Patrick Phillips, a Stanford professor who is one of those who voted to terminate the existing lecturers, seems deeply satisfied with the work that has been happening. “When our writing workshops are good, they’re not just undergraduate classes, but extraordinary gatherings in which people can talk and write about what matters most in their lives. I feel lucky every time I walk into a room of undergraduate writers.”

Everyone says things are going swimmingly, so why fire the people who have built this incredible program?

Nicholas Jenkins, the faculty director of the creative writing program, offers one rationale: “It is common for popular classes to change hands. In setting the curriculum, the Program always pays close attention to student views. Nothing that draws enthusiastic undergraduates is likely to go away.

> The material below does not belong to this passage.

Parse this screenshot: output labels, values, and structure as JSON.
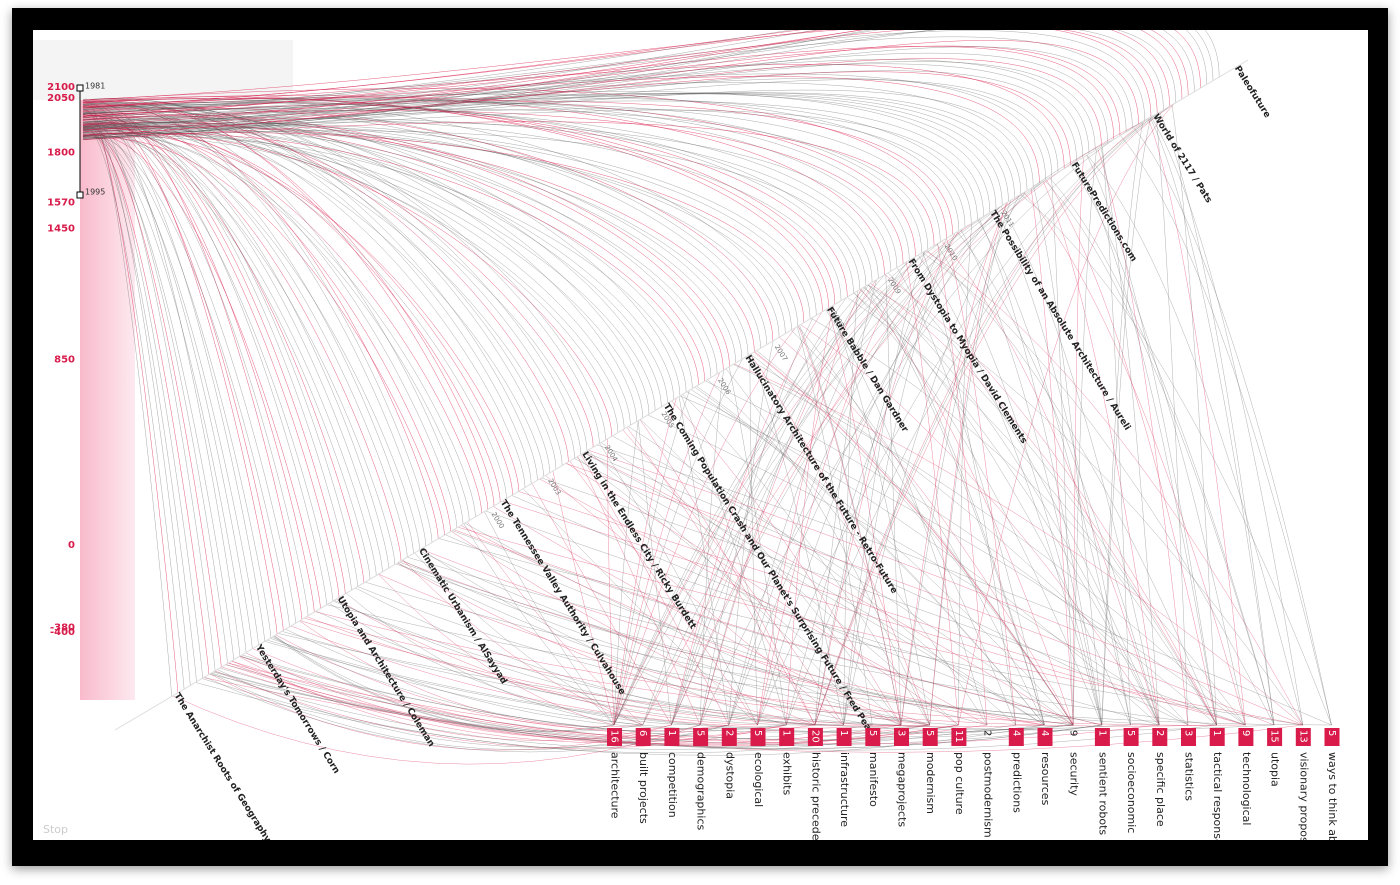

The influx of new Jones lecturers into the Program will also produce innovative course offerings that will become must-haves.”

Is Jenkins arguing that a series of three-year temps—who, for their own sakes, should be focused on securing their post-Stanford futures—will be excellent innovators of new courses at a place they will be staying for such a short time? Does he believe that the inexperienced are better innovators than the experienced? Does he think that once created, these innovative courses will be picked up by subsequent lecturers?

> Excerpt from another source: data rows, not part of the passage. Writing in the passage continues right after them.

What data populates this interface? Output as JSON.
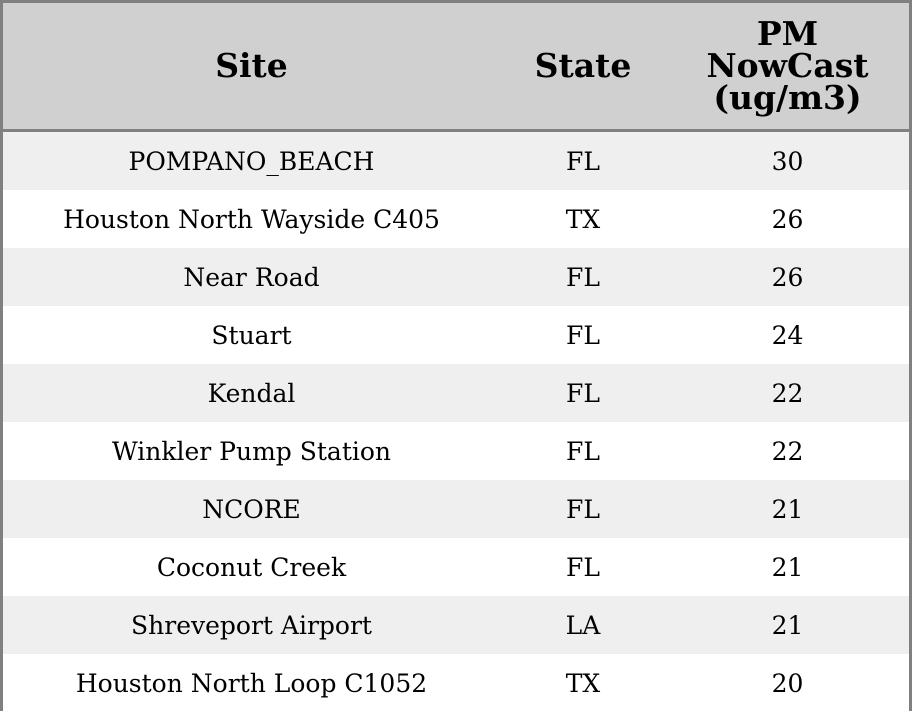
{
  "table": {
    "header": [
      "Site",
      "State",
      "PM NowCast (ug/m3)"
    ],
    "rows": [
      [
        "POMPANO_BEACH",
        "FL",
        30
      ],
      [
        "Houston North Wayside C405",
        "TX",
        26
      ],
      [
        "Near Road",
        "FL",
        26
      ],
      [
        "Stuart",
        "FL",
        24
      ],
      [
        "Kendal",
        "FL",
        22
      ],
      [
        "Winkler Pump Station",
        "FL",
        22
      ],
      [
        "NCORE",
        "FL",
        21
      ],
      [
        "Coconut Creek",
        "FL",
        21
      ],
      [
        "Shreveport Airport",
        "LA",
        21
      ],
      [
        "Houston North Loop C1052",
        "TX",
        20
      ]
    ]
  }
}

None of this makes rational sense.

Another rationale is to bring the program back to the “original vision” of the Stegner Fellowships/Jones Lectureships, which were intended to be temporary.

A. Van Jordan, another professor who voted to terminate the existing lecturers, said, “When the Jones Lectureship operates as it was designed to, ideally, with the imprimatur of Stanford on their CVs and new book publications, they will go on—as many have over the years—and begin their careers as faculty at other institutions.”

Jordan is saying that the original intention was to make these jobs temporary, to mint more people with Stanford on their CV who can go forth and conquer other parts of academia. But is this a superior vision to what happened organically over time as some Jones Lecturers cycled through in the fashion Jordan describes, while others dug in and developed innovative courses that attracted this unprecedented student interest?

Is Stanford not supposed to be the ne plus ultra of innovation? This is retreat, not revitalization.

The rationales for dismantling the existing program are not even internally consistent, let alone externally persuasive.

What are the real reasons that some of the tenured faculty want to purge their colleagues and instead staff these in-demand, innovative programs with a series of temps?

Perhaps it makes sense to look at how Elvis Costello’s lyrics continue:

Oh, I used to be disgusted
And now I try to be amused
But since their wings have got rusted
You know, the angels wanna wear my red shoes.

It looks to me as though the tenured angels of Stanford creative writing, angels who do vanishingly little teaching, particularly when it comes to undergraduates, recognize the rust on their wings and are now coveting the lecturers’ red shoes.

Interestingly, the students who have been taught by the Jones Lecturers are not buying the rationales, having contributed a couple of dozen (and counting) “Dear Stanford” letters sharing the meaningful experiences made possible by being taught by experienced, knowledgeable, invested faculty.

I stopped being surprised by the indifference of higher education to nontenured labor many years ago, long before I opted out of being among those nontenured laborers. But what’s happening at Stanford still surprises, in that they are making an affirmative choice to dismantle a program that everyone agrees has well served the student interest, not for reasons of cost or quality, but simply because a handful of tenured faculty are determined to exercise the privilege of their rank to purge their nontenured colleagues.

It’s rare to see the petty, gross reality of the structural inequalities of the two tiers of faculty labor in such clear relief, but here we are.

I try to be amused, but really, I’m disgusted.